Published on Mar 10, 2022

“Data is the new science. Big Data holds the answers.” - Pat Gelsinger

Introduction

From January 2022 to March 2022, I participated in a virtual merit internship with LLBio-IT School – Nyberman, where I focused on analyzing COVID-19 data from both a statistical and computational perspective. This involved deep research of potential drug targets, molecular modelling, and docking simulations of ligands with the spike glycoprotein of Coronavirus variants.

Progress

Review of Literature

The first task was a comprehensive review of existing research on potential drug targets, focusing on the Spike Glycoprotein of Coronavirus variants. This laid the groundwork for identifying candidate ligands for further analysis. After analysis of available resources, the following targets were selected: Paracetamol, Cefuroxime, Ampicillin, and Ceftriaxone.

Data Analysis

Using various bioinformatics tools and databases, I analyzed the spike glycoprotein sequences of different Coronavirus strains, including SARS-CoV-2, MERS-CoV, and HCoV-229E. This involved multiple sequence alignment, SIFT scores, and phylogenetic analysis to identify conserved regions and potential drug binding sites. For more details on this part, refer to the medium article.

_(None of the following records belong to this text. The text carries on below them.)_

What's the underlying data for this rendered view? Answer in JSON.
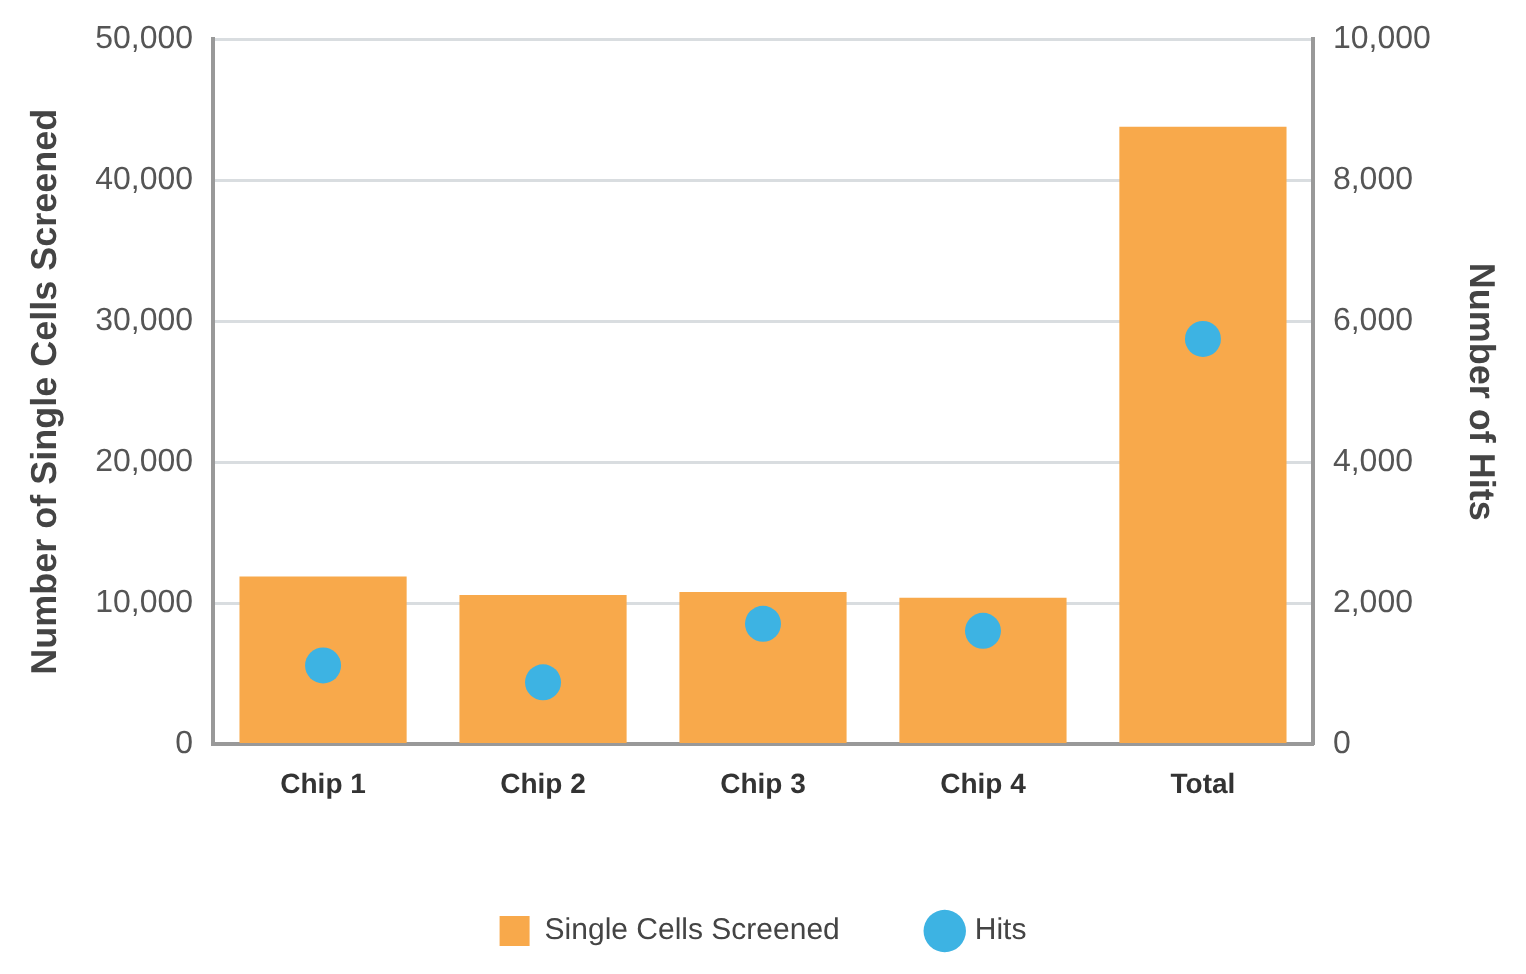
{
  "chart_data": {
    "type": "bar",
    "categories": [
      "Chip 1",
      "Chip 2",
      "Chip 3",
      "Chip 4",
      "Total"
    ],
    "series": [
      {
        "name": "Single Cells Screened",
        "color": "#f8a94b",
        "values": [
          11900,
          10600,
          10800,
          10400,
          43800
        ]
      },
      {
        "name": "Hits",
        "type": "scatter",
        "axis": "y2",
        "x": [
          "Chip 1",
          "Chip 2",
          "Chip 3",
          "Chip 4",
          "Total"
        ],
        "color": "#3db3e3",
        "values": [
          1120,
          880,
          1710,
          1610,
          5750
        ]
      }
    ],
    "ylabel": "Number of Single Cells Screened",
    "y2label": "Number of Hits",
    "ylim": [
      0,
      50000
    ],
    "yticks": [
      0,
      {
        "value": 10000,
        "label": "10,000"
      },
      {
        "value": 20000,
        "label": "20,000"
      },
      {
        "value": 30000,
        "label": "30,000"
      },
      {
        "value": 40000,
        "label": "40,000"
      },
      {
        "value": 50000,
        "label": "50,000"
      }
    ],
    "y2lim": [
      0,
      10000
    ],
    "y2ticks": [
      0,
      {
        "value": 2000,
        "label": "2,000"
      },
      {
        "value": 4000,
        "label": "4,000"
      },
      {
        "value": 6000,
        "label": "6,000"
      },
      {
        "value": 8000,
        "label": "8,000"
      },
      {
        "value": 10000,
        "label": "10,000"
      }
    ],
    "grid": "y",
    "legend": "bottom",
    "marker": "circle"
  }
}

Molecular Modelling and Docking

I engaged in molecular modelling to visualize the 3D structures of the spike glycoprotein across different variants, using databases like SWISS-PROT and tools such as Procheck. Docking simulations were performed to evaluate the binding affinities of identified ligands, using Pymol, Autodock, and Autogrid to model and analyze interactions.

Deep Learning Applications

Although not a primary focus of my internship, I explored the potential of using AlphaFold2 for molecular modelling to predict protein structures, which is detailed in a separate article linked in the references.

Results

The project concluded with successful docking simulations that identified potential drugs based on their binding energies. These included Cefuroxime and Ampicillin, among others, showing notable interactions with the spike protein of various Coronavirus strains. Visual models and binding site images were created to illustrate these interactions.

Technology Learned/Used

During this internship, I deepened my proficiency in:

Python for data processing and analysis
Pandas and Matplotlib for statistical analysis
AutoDock&AutoGrid for molecular docking simulations
SWISS-PROT and Procheck for molecular modelling
AlphaFold2 for protein structure prediction

Conclusion

This internship was an invaluable experience that not only enhanced my skills in data analysis and molecular biology but also provided a deep dive into the challenges and methodologies of drug development in response to pandemic outbreaks. The insights gained are applicable broadly across the field of bioinformatics.